PIT 2022 to z pewnością jeden z bardziej skomplikowanych dokumentów przez podwójną rewolucję podatkową, którą zafundował nam rząd. W styczniu w życie wszedł bowiem Polski Ład. A ponieważ - wbrew zapewnieniom władz - w wielu przypadkach doprowadził do spadku wynagrodzenia "na rękę" Ministerstwo Finansów dokonało korekty. Od 1 lipca obowiązują więc nowe przepisy. I za tę zmianę część podatników teraz płaci.
Piotr Juszczyk, Główny Doradca Podatkowy w firmie inFakt w rozmowie z Gazeta.pl na pytanie o to, kto dostanie zwrot podatku, a kto będzie musiał odprowadzać, odpowiada w wyczerpującym wywodzie. Okoliczności, które musimy wziąć pod uwagę, jest bowiem wyjątkowo dużo.
Zwrot podatku czy niedopłata? To uzależnione jest od wielu czynników. Od tego, w jaki sposób rolowany był nasz podatek, czy stosowaliśmy ulgę dla klasy średniej, a także czy stosowaliśmy kwotę wolną od podatku
- mówi.
Na całe szczęście, dopłat jest mniej niż zwrotów. Niemniej to potwierdza, że dokonywanie zmian w podatkach w trakcie roku nie jest dobrym rozwiązaniem.
- dodaje.
Rozbierzmy zatem kwestie podatkowe na elementy. Wielu podatników zastanawiało się, jakie konsekwencje przyniesie ulga dla klasy średniej. W sieci pojawiały się pytania: Stosować ulgę dla klasy średniej, czy prosić pracodawcę, by jej nie stosował. Co się okazało?

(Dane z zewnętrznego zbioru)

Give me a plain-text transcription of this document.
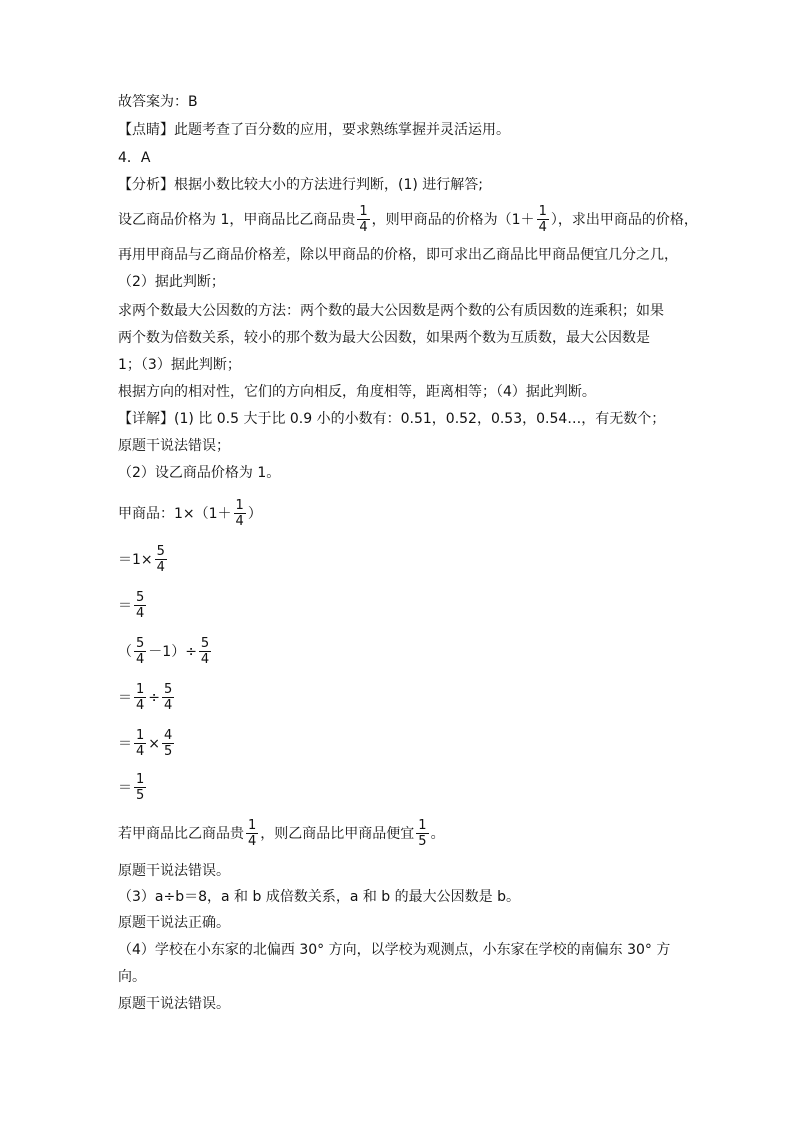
故答案为：B
【点睛】此题考查了百分数的应用，要求熟练掌握并灵活运用。
4．A
【分析】根据小数比较大小的方法进行判断，(1) 进行解答;
设乙商品价格为 1，甲商品比乙商品贵 $\frac{1}{4}$ ，则甲商品的价格为（$1+ \frac{1}{4}$ ），求出甲商品的价格，
再用甲商品与乙商品价格差，除以甲商品的价格，即可求出乙商品比甲商品便宜几分之几，
（2）据此判断；
求两个数最大公因数的方法：两个数的最大公因数是两个数的公有质因数的连乘积；如果
两个数为倍数关系，较小的那个数为最大公因数，如果两个数为互质数，最大公因数是
1；（3）据此判断；
根据方向的相对性，它们的方向相反，角度相等，距离相等；（4）据此判断。
【详解】(1) 比 0.5 大于比 0.9 小的小数有：0.51，0.52，0.53，0.54…，有无数个；
原题干说法错误；
（2）设乙商品价格为 1。
甲商品：$1\times(1+ \frac{1}{4}$ ）
$=1\times \frac{5}{4}$
＝ $\frac{5}{4}$
（ $\frac{5}{4} -1)\div \frac{5}{4}$
＝ $\frac{1}{4} \div \frac{5}{4}$
＝ $\frac{1}{4} \times \frac{4}{5}$
＝ $\frac{1}{5}$
若甲商品比乙商品贵 $\frac{1}{4}$ ，则乙商品比甲商品便宜 $\frac{1}{5}$ 。
原题干说法错误。
（3）a÷b＝8，a 和 b 成倍数关系，a 和 b 的最大公因数是 b。
原题干说法正确。
（4）学校在小东家的北偏西 30° 方向，以学校为观测点，小东家在学校的南偏东 30° 方
向。
原题干说法错误。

Podatnicy, którzy w pierwszym półroczu zrezygnowali z ulgi dla klasy średniej w zeznaniu rocznym, co do zasady dostaną zwrot podatku. Ulga dla klasy średniej obniżała podstawę opodatkowania. Jeśli jej nie stosowaliśmy, nasza podstawa opodatkowania nie była zmniejszana
- tłumaczy ekspert.
Jak dodaje, podatek w pierwszym progu podatkowym był pobierany według stawki wynoszącej 17 proc. Tyle tylko, że zasady gry zmieniły się w trakcie meczu. A to może przynieść konsekwencje podatkowe.
- Po lipcowych zmianach pierwszy próg zmienił stawkę na 12 proc. W konsekwencji podatnicy obecnie mają nadpłatę podatku w kwocie 5 proc. Tyle teoria. Zakłady pracy w 2022 roku stosowały bowiem tzw. system rolowania podatkiem. Czyli potrącały podatek korzystniejszy dla pracownika. Musiały porównać wyliczenia podatku według zasad z 2021 i zasad z 2022 r. I wybrać to korzystniejsze dla pracownika - wyjaśnia Piotr Juszczyk.
Działy kadr i biura rachunkowe przy wyliczaniu podatków ból głowy miały przez cały zeszły rok. Rząd skomplikował bowiem zasady do granic absurdu.
- Przy pensji 12 tys. brutto w 2021 podatek miesięczny wynosił 863 zł (zakładając, że mówimy o I progu podatkowym). W pierwszym półroczu 2022 roku podatek wzrósł do 1293 zł - tłumaczy ekspert inFakt.
Jak wyjaśnia, rząd wprowadził "rolowanie zaliczek", by te podatki się zrównały. Chodziło o to, żeby, podatnicy nie odczuli negatywnych skutków zmian. Polski Ład miał być przecież korzystny.
- Jednak ustawodawca zarówno rolowanie, jak i ulgę dla klasy średniej zlikwidował w połowie roku - mówi ekspert.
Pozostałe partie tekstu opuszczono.